Readers will recall that, for the last several months, I have noted that US oil production per the EIA’s weekly Petroleum Status Report was inconsistent with the data from the EIA’s monthly Drilling Productivity Report (DPR)
The graph below shows that state of play as of last week. The two red arrows at right show the contradictory trends, with total oil production essentially flat while shale oil production is shown rising at a healthy clip. I have noted that this contradiction would have to be resolved by either increasing the weekly numbers or reducing shale oil output.
We now have the answer.
The graph below shows the state of play as of March 14th, when the EIA issued the March DPR. It shows simply massive downward reductions in US shale oil output. In the March report, shale oil output from the key plays is reduced by 443,000 bpd for January and 250,000 bpd for February. If we go back one more month to the January DPR, shale oil production has been reduced by 542,000 bpd for December 2022. This is a huge revision, more than 4% of total US crude and condensate production over a two month period.

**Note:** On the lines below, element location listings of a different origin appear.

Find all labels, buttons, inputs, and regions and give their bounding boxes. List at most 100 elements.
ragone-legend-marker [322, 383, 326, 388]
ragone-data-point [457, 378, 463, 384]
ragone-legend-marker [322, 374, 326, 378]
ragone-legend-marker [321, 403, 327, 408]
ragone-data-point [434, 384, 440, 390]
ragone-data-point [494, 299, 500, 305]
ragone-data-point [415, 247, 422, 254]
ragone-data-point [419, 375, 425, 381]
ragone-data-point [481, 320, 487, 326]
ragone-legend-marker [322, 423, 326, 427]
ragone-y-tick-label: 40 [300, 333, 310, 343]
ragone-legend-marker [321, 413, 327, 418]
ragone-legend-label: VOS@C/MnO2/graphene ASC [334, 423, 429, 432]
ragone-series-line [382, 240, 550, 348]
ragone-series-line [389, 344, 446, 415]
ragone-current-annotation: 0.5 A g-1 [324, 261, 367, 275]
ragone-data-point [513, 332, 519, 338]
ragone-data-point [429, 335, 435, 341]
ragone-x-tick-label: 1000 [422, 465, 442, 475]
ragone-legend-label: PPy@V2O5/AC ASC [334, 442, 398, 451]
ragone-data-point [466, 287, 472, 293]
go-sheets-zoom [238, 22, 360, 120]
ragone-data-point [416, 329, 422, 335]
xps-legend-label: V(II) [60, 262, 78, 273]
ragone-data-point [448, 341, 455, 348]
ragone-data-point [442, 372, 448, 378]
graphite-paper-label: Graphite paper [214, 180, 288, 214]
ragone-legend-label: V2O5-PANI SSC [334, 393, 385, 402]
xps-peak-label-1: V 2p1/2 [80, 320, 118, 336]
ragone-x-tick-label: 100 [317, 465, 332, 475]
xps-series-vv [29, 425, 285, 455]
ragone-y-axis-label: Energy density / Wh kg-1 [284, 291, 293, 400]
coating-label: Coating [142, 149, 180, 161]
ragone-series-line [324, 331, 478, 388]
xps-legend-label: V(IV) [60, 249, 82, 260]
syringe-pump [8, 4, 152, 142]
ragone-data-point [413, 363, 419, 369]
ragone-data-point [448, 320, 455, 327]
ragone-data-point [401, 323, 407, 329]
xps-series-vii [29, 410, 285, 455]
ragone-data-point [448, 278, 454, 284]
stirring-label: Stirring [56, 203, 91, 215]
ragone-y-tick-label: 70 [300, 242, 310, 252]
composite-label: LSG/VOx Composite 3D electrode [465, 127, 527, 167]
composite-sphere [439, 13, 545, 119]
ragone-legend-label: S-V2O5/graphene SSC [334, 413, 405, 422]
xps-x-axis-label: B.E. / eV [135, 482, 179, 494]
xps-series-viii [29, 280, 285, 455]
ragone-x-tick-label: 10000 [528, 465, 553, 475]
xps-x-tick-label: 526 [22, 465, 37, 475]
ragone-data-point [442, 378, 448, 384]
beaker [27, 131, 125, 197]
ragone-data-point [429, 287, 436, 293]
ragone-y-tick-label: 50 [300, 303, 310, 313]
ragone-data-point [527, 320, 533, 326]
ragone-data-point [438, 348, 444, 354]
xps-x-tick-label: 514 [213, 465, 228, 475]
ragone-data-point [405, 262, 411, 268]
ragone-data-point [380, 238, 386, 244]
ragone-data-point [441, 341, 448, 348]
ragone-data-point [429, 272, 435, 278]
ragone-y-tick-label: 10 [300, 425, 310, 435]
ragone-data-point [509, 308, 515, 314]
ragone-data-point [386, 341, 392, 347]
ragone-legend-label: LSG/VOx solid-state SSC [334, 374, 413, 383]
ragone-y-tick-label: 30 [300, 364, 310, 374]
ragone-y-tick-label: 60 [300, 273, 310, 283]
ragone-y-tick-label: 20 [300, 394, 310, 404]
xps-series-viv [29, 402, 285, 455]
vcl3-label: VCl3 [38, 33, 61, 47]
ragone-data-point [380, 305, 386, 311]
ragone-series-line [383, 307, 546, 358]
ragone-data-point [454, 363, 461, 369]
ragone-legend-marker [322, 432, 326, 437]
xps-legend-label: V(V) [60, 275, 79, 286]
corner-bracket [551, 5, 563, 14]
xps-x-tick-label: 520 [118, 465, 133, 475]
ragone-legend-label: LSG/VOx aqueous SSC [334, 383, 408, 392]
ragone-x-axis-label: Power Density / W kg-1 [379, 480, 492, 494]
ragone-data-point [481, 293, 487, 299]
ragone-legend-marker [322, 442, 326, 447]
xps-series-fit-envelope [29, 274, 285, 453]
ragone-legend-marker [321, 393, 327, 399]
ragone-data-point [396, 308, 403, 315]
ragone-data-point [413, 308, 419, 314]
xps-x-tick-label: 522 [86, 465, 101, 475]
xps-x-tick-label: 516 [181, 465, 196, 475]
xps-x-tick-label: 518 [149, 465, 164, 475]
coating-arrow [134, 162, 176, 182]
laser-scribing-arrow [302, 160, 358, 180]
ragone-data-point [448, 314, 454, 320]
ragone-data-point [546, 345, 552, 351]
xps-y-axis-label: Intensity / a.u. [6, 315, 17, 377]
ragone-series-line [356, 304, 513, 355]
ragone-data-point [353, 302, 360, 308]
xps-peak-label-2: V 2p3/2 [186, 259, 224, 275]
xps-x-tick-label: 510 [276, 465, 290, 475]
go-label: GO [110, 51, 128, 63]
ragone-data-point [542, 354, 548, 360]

With this revision, as the current graph (below) shows, US shale oil production is largely flat over the last four months, and trends in shale oil supply are consistent with the overall US crude oil supply (including conventional onshore wells, Gulf of Mexico offshore, and Alaska). I need hardly point out that this is not good news, as the visible peak of horizontal oil rigs is now beginning to pair up with plateauing oil production, just as we would expect.